How was your holiday season? If it was filled with love, plenty, and relaxation, congrats! I hope you enjoyed it to the fullest. But now that you're back to work and settling into 2018, Bill Gates has a book recommendation for you that will remind you just how many of your fellow Americans aren't so lucky, and why you should be grateful for your good fortune.

On his blog recently, he recommended a number of reads, including Evicted, by Gates Foundation grantee, Princeton sociologist, and MacArthur Foundation "Genius" grant winner Matthew Desmond. Gates showers praise on this exploration of poverty and housing insecurity in America, suggesting that the book is worth reading for every American who hasn't personally experienced the threat of eviction and homelessness.
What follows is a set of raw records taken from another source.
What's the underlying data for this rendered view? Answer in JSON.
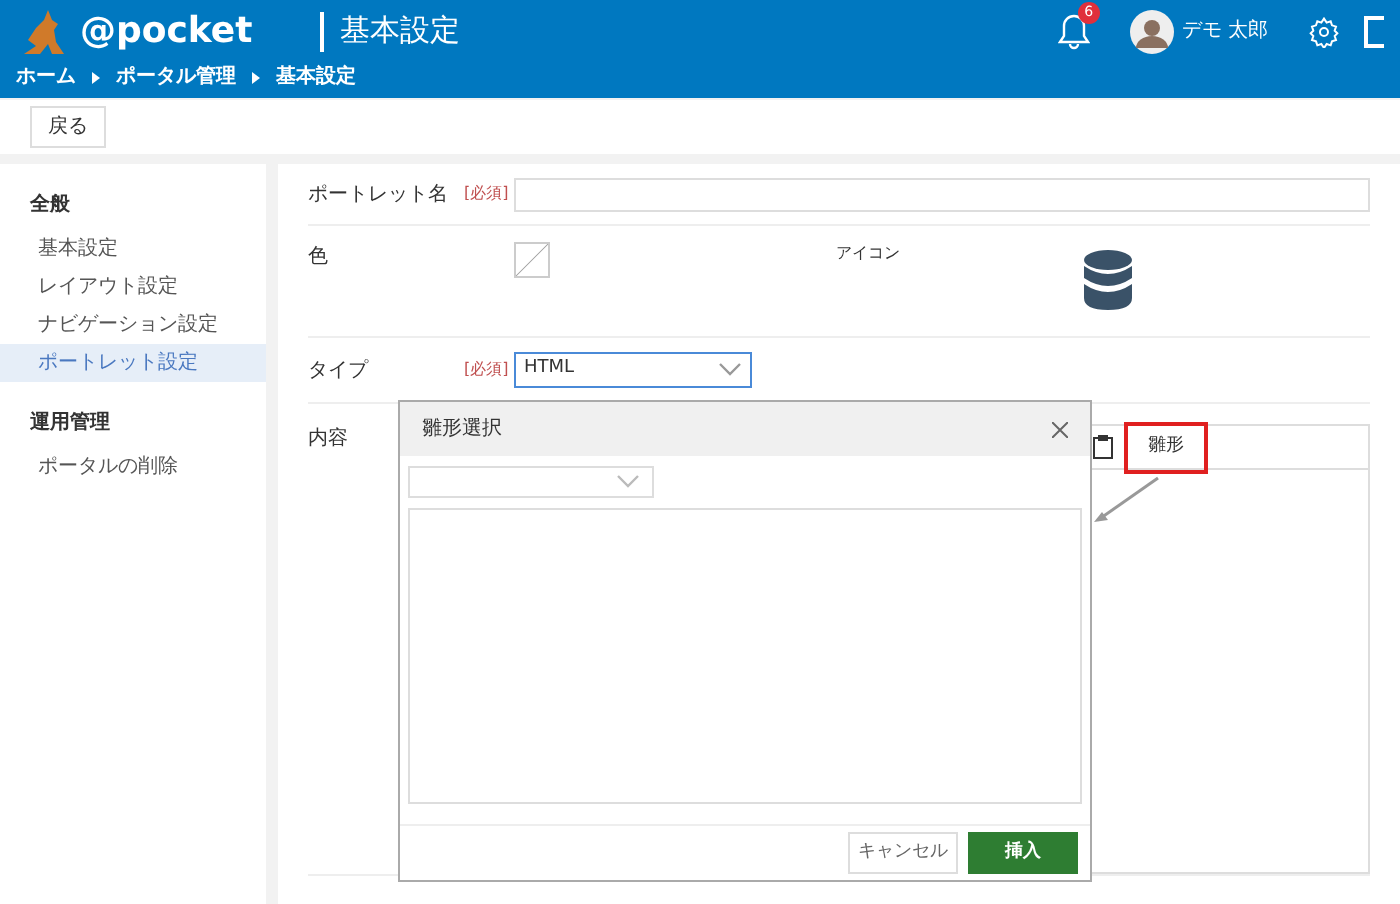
{
  "header": {
    "logo_text": "@pocket",
    "title": "基本設定",
    "notifications": "6",
    "user_name": "デモ 太郎"
  },
  "breadcrumb": [
    "ホーム",
    "ポータル管理",
    "基本設定"
  ],
  "toolbar": {
    "back_button": "戻る"
  },
  "sidebar": {
    "sections": [
      {
        "title": "全般",
        "items": [
          {
            "label": "基本設定",
            "selected": false
          },
          {
            "label": "レイアウト設定",
            "selected": false
          },
          {
            "label": "ナビゲーション設定",
            "selected": false
          },
          {
            "label": "ポートレット設定",
            "selected": true
          }
        ]
      },
      {
        "title": "運用管理",
        "items": [
          {
            "label": "ポータルの削除",
            "selected": false
          }
        ]
      }
    ]
  },
  "form": {
    "name_label": "ポートレット名",
    "name_required": "[必須]",
    "color_label": "色",
    "icon_label": "アイコン",
    "type_label": "タイプ",
    "type_required": "[必須]",
    "type_value": "HTML",
    "content_label": "内容",
    "template_button": "雛形"
  },
  "dialog": {
    "title": "雛形選択",
    "cancel": "キャンセル",
    "insert": "挿入"
  }
}
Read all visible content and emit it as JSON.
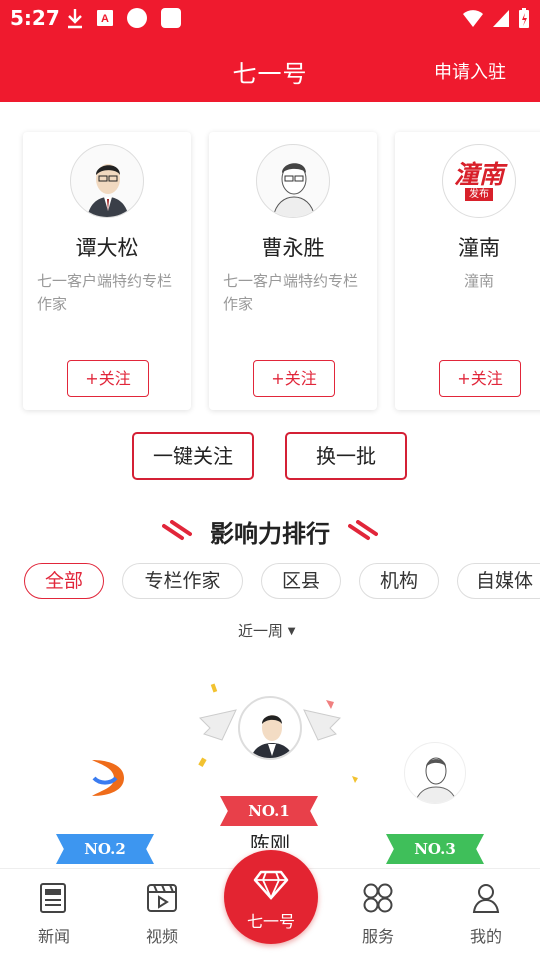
{
  "status": {
    "time": "5:27"
  },
  "header": {
    "title": "七一号",
    "apply": "申请入驻"
  },
  "cards": [
    {
      "name": "谭大松",
      "desc": "七一客户端特约专栏作家",
      "follow": "+关注"
    },
    {
      "name": "曹永胜",
      "desc": "七一客户端特约专栏作家",
      "follow": "+关注"
    },
    {
      "name": "潼南",
      "desc": "潼南",
      "follow": "+关注",
      "logo_text": "潼南",
      "logo_sub": "发布"
    }
  ],
  "actions": {
    "follow_all": "一键关注",
    "refresh": "换一批"
  },
  "ranking": {
    "title": "影响力排行",
    "filters": [
      "全部",
      "专栏作家",
      "区县",
      "机构",
      "自媒体"
    ],
    "active_filter": "全部",
    "period": "近一周",
    "podium": [
      {
        "rank": "NO.1",
        "name": "陈刚"
      },
      {
        "rank": "NO.2",
        "name": ""
      },
      {
        "rank": "NO.3",
        "name": ""
      }
    ]
  },
  "tabbar": {
    "items": [
      {
        "label": "新闻",
        "icon": "news-icon"
      },
      {
        "label": "视频",
        "icon": "video-icon"
      },
      {
        "label": "七一号",
        "icon": "diamond-icon"
      },
      {
        "label": "服务",
        "icon": "service-icon"
      },
      {
        "label": "我的",
        "icon": "profile-icon"
      }
    ]
  },
  "colors": {
    "brand": "#ef1a2e",
    "accent": "#e1263a",
    "muted": "#999999"
  }
}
An empathy workout for the blessed.

The book is a deep dive into a simple but horrifying statistic: millions of Americans are evicted from their homes each year. Why is that number so high and what are the knock-on effects of all those forced moves? In the course of digging into this important issue, Desmond paints "a brilliant portrait of Americans living in poverty," Gates claims.
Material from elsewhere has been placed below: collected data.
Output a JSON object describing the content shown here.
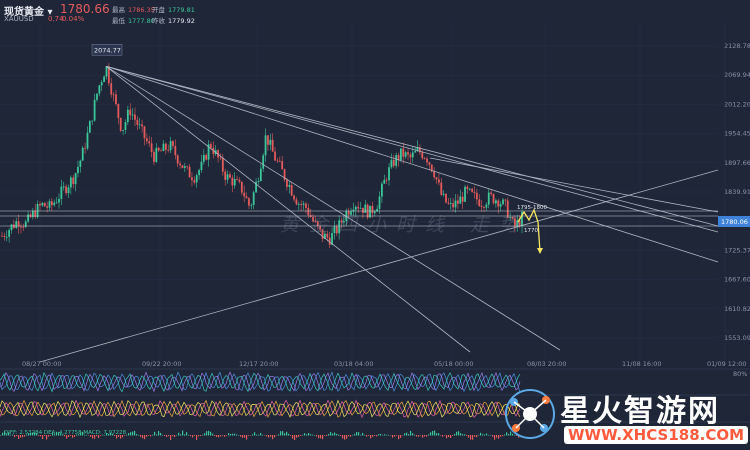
{
  "header": {
    "title": "现货黄金",
    "symbol": "XAUUSD",
    "price": "1780.66",
    "change": "0.74",
    "change_pct": "0.04%",
    "stats": [
      {
        "label": "最高",
        "value": "1786.35",
        "color": "#e45b5b"
      },
      {
        "label": "开盘",
        "value": "1779.81",
        "color": "#3cc79a"
      },
      {
        "label": "最低",
        "value": "1777.80",
        "color": "#3cc79a"
      },
      {
        "label": "昨收",
        "value": "1779.92",
        "color": "#e6e9ef"
      }
    ]
  },
  "annotations": {
    "peak_label": "2074.77",
    "range_label": "1795-1800",
    "low_label": "1770",
    "current_price_tag": "1780.06"
  },
  "indicators": {
    "macd_label": "DIFF: 2.53284  DEA: 4.27758  MACD: 7.97228",
    "percent_label": "80%"
  },
  "watermark": "黄金四小时线 走势",
  "logo": {
    "text": "星火智游网",
    "url": "WWW.XHCS188.COM"
  },
  "colors": {
    "background": "#1e2638",
    "up": "#3cc79a",
    "down": "#e45b5b",
    "trendline": "#aeb5c2",
    "arrow": "#f5e663"
  },
  "chart_data": {
    "type": "candlestick",
    "y_ticks": [
      "2128.78",
      "2069.94",
      "2012.20",
      "1954.45",
      "1897.66",
      "1839.91",
      "1780.06",
      "1725.37",
      "1667.60",
      "1610.82",
      "1553.09"
    ],
    "x_ticks": [
      "08/27 00:00",
      "09/22 20:00",
      "12/17 20:00",
      "03/18 04:00",
      "05/18 00:00",
      "08/03 20:00",
      "11/08 16:00",
      "01/09 12:00"
    ],
    "ylim": [
      1500,
      2160
    ],
    "close_path": [
      1745,
      1760,
      1775,
      1768,
      1790,
      1805,
      1800,
      1820,
      1840,
      1860,
      1900,
      1960,
      2030,
      2074,
      2010,
      1950,
      1990,
      1960,
      1930,
      1900,
      1910,
      1920,
      1895,
      1870,
      1860,
      1880,
      1925,
      1895,
      1860,
      1850,
      1835,
      1800,
      1860,
      1940,
      1900,
      1870,
      1840,
      1810,
      1800,
      1770,
      1745,
      1740,
      1760,
      1790,
      1810,
      1800,
      1790,
      1810,
      1860,
      1890,
      1905,
      1895,
      1910,
      1900,
      1870,
      1820,
      1800,
      1810,
      1830,
      1820,
      1810,
      1820,
      1815,
      1800,
      1760,
      1780
    ]
  }
}
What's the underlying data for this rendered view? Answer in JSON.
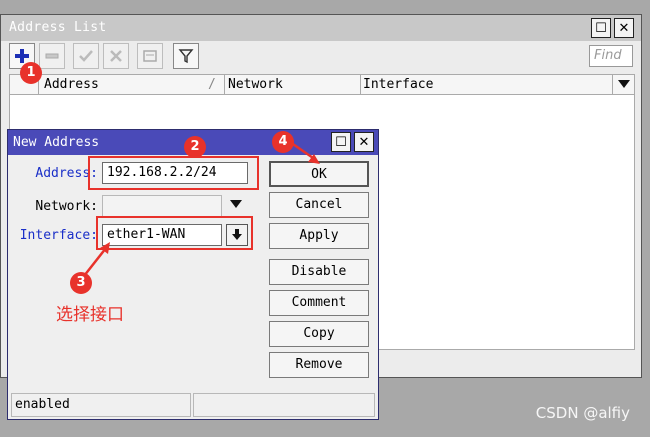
{
  "address_list": {
    "title": "Address List",
    "find_placeholder": "Find",
    "columns": [
      "Address",
      "/",
      "Network",
      "Interface"
    ]
  },
  "new_address": {
    "title": "New Address",
    "address_label": "Address:",
    "address_value": "192.168.2.2/24",
    "network_label": "Network:",
    "network_value": "",
    "interface_label": "Interface:",
    "interface_value": "ether1-WAN",
    "buttons": [
      "OK",
      "Cancel",
      "Apply",
      "Disable",
      "Comment",
      "Copy",
      "Remove"
    ],
    "status": "enabled"
  },
  "annotations": {
    "badges": [
      "1",
      "2",
      "3",
      "4"
    ],
    "note": "选择接口"
  },
  "watermark": "CSDN @alfiy",
  "colors": {
    "annotation_red": "#e8322b",
    "dialog_title": "#4a4ab8",
    "label_blue": "#1a2fc8"
  }
}
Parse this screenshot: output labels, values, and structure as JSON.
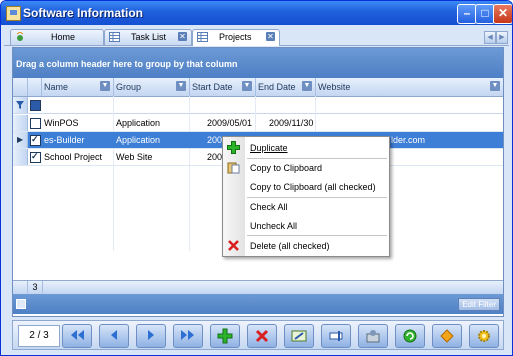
{
  "window": {
    "title": "Software Information"
  },
  "tabs": [
    {
      "label": "Home",
      "icon": "home-icon"
    },
    {
      "label": "Task List",
      "icon": "grid-icon"
    },
    {
      "label": "Projects",
      "icon": "grid-icon",
      "active": true
    }
  ],
  "grid": {
    "group_panel_text": "Drag a column header here to group by that column",
    "columns": [
      "Name",
      "Group",
      "Start Date",
      "End Date",
      "Website"
    ],
    "rows": [
      {
        "checked": false,
        "name": "WinPOS",
        "group": "Application",
        "start": "2009/05/01",
        "end": "2009/11/30",
        "website": "",
        "selected": false
      },
      {
        "checked": true,
        "name": "es-Builder",
        "group": "Application",
        "start": "200",
        "end": "",
        "website": "lder.com",
        "selected": true
      },
      {
        "checked": true,
        "name": "School Project",
        "group": "Web Site",
        "start": "200",
        "end": "",
        "website": "",
        "selected": false
      }
    ],
    "footer_count": "3",
    "edit_filter_label": "Edit Filter"
  },
  "context_menu": {
    "items": [
      {
        "label": "Duplicate",
        "icon": "plus-icon"
      },
      {
        "label": "Copy to Clipboard",
        "icon": "clipboard-icon"
      },
      {
        "label": "Copy to Clipboard (all checked)",
        "icon": ""
      },
      {
        "label": "Check All",
        "icon": ""
      },
      {
        "label": "Uncheck All",
        "icon": ""
      },
      {
        "label": "Delete  (all checked)",
        "icon": "delete-icon"
      }
    ]
  },
  "navigator": {
    "page": "2 / 3"
  }
}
That's a painful but important picture for those of us blessed with more comfortable lives to examine, Gates insists. "I have no personal experience with the kind of crisis faced by... the people profiled in Evicted, so I can only learn about it by hearing their stories. This book gave me a better sense of what it is like to be very poor in this country than anything else I have read," Gates reports.

"I also got a glimpse of how gut-wrenching it must be when someone piles up your belongings on the curb and you don't know where your family is going to sleep that night," he adds.

Desmond offers nuanced and moving portraits of individual Americans struggling to keep a roof over their heads while also serving up startling statistics, like this one highlighted by Gates: "Most experts agree that the ideal is to spend no more than 30 percent of your income on housing; according to Desmond's research, most poor families have to spend over 50 percent on housing, and for many it's over 70 percent."

"When you're paying so much to keep a roof over your head, there's no room for bad luck," Gates stresses.

Why this less-than-cheerful read is worth your time.

The book might be engrossing, but it obviously isn't a cheerful page turner, so why take the time to read it? Besides offering a useful empathy workout to those of us who are more privileged, as Gates suggests, it's also likely to help you appreciate what you have, and gratitude has been shown by science to be a key to both happiness and success.

The book's exploration of the causes of this housing crisis and possible solutions (as of yet incomplete pending further research, Gates notes) will also make you a better informed citizen. "Evicted is well worth reading for anyone who wants to better understand poverty in America. It is beautifully written, thought-provoking, and unforgettable," Gates concludes.

If you're looking to be more clear-eyed, informed, grateful, and empathetic this year, consider picking it up.